Say Hello to Gridulator
Today I’m officially launching a little utility I’ve been tinkering with for awhile. Meet Gridulator. As you may have guessed, it’s got something to do with grids.
Tell Gridulator your layout width and the number of columns you want, and it’ll spit back all the possible grids that have nice, round integers. Just the thing for pixel-based designfolk. There are inline previews, courtesy of the canvas
element, and when you’re all set Gridulator can crank out full-size PNGs for you, ready for use in your CSS, Photoshop docs, or what have you. And there’s full keyboard control for you snazzy power users.
An Audience of One
I built Gridulator because I wasn’t finding any solutions well-suited to the way I work with grids in my design projects. Most of the existing desktop grid calculators are geared heavily towards print. (Widths like 58.766666666 aren’t exactly helpful to a Web designer.) And Photoshop still lacks robust tools for choosing, building, and editing grids in projects (as others have covered with due eloquence and care).

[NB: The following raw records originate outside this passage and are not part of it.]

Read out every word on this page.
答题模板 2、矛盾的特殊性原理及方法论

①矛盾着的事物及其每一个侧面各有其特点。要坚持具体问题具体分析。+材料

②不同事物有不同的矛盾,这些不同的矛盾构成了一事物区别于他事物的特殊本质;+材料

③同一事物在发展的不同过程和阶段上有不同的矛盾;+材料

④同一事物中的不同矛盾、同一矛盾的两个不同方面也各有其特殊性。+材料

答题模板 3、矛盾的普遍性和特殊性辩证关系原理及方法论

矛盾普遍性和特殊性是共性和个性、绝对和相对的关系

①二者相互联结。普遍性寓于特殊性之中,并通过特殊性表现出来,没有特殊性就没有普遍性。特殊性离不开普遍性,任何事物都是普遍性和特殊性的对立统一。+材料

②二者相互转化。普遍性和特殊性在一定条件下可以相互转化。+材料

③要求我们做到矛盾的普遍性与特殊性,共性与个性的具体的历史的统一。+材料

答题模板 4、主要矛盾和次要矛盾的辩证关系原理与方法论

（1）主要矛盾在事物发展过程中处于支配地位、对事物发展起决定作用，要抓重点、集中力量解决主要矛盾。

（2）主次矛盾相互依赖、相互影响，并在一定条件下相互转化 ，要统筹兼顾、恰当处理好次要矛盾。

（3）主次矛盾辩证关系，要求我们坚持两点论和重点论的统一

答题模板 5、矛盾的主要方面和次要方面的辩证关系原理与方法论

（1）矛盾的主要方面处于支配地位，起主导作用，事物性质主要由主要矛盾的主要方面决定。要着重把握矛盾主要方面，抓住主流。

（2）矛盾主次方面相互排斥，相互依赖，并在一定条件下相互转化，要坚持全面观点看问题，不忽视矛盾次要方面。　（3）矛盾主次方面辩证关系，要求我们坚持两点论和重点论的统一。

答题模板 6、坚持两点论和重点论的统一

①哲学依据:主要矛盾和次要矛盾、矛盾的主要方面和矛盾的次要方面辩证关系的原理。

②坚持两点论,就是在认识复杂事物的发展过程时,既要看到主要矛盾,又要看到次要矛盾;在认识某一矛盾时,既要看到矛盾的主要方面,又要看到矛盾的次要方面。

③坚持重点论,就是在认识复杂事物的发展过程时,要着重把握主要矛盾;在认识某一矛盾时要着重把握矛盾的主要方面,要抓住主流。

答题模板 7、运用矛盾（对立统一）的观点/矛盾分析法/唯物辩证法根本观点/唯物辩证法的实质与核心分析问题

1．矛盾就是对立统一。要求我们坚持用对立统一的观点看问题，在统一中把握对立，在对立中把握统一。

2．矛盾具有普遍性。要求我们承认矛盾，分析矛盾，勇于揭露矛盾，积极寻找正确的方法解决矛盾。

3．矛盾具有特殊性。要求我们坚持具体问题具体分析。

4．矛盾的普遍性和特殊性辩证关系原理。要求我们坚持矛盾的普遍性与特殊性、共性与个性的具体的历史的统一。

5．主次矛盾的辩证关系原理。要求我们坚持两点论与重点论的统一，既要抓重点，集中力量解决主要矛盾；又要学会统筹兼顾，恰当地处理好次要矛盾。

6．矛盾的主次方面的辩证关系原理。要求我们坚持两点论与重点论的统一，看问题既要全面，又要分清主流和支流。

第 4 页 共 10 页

I can’t change Photoshop, but what I can do is make the act of creating a grid for Web projects a little less tasking—enough so to allow for quick and care-free experimentation. I wanted something that would make the act of creating a grid so easy as to make the output nearly disposable. No more cringing at the thought of rearranging umpteen gazillion guides in Photoshop. And no more fretting the math wouldn’t add up in PixelLand.
The result is an app that’s intended to do a very specific thing in a very specific way, and to do it as fast as possible. In fact, it’s so specific that I originally only built it for myself. But as things took shape I thought others might have use for it as well. (One designer I know actually punched me in the shoulder after seeing a working copy and hearing that I hadn’t built a public version. It’s okay, I forgive them.)
I hope you like it too. Now go forth and gridulate!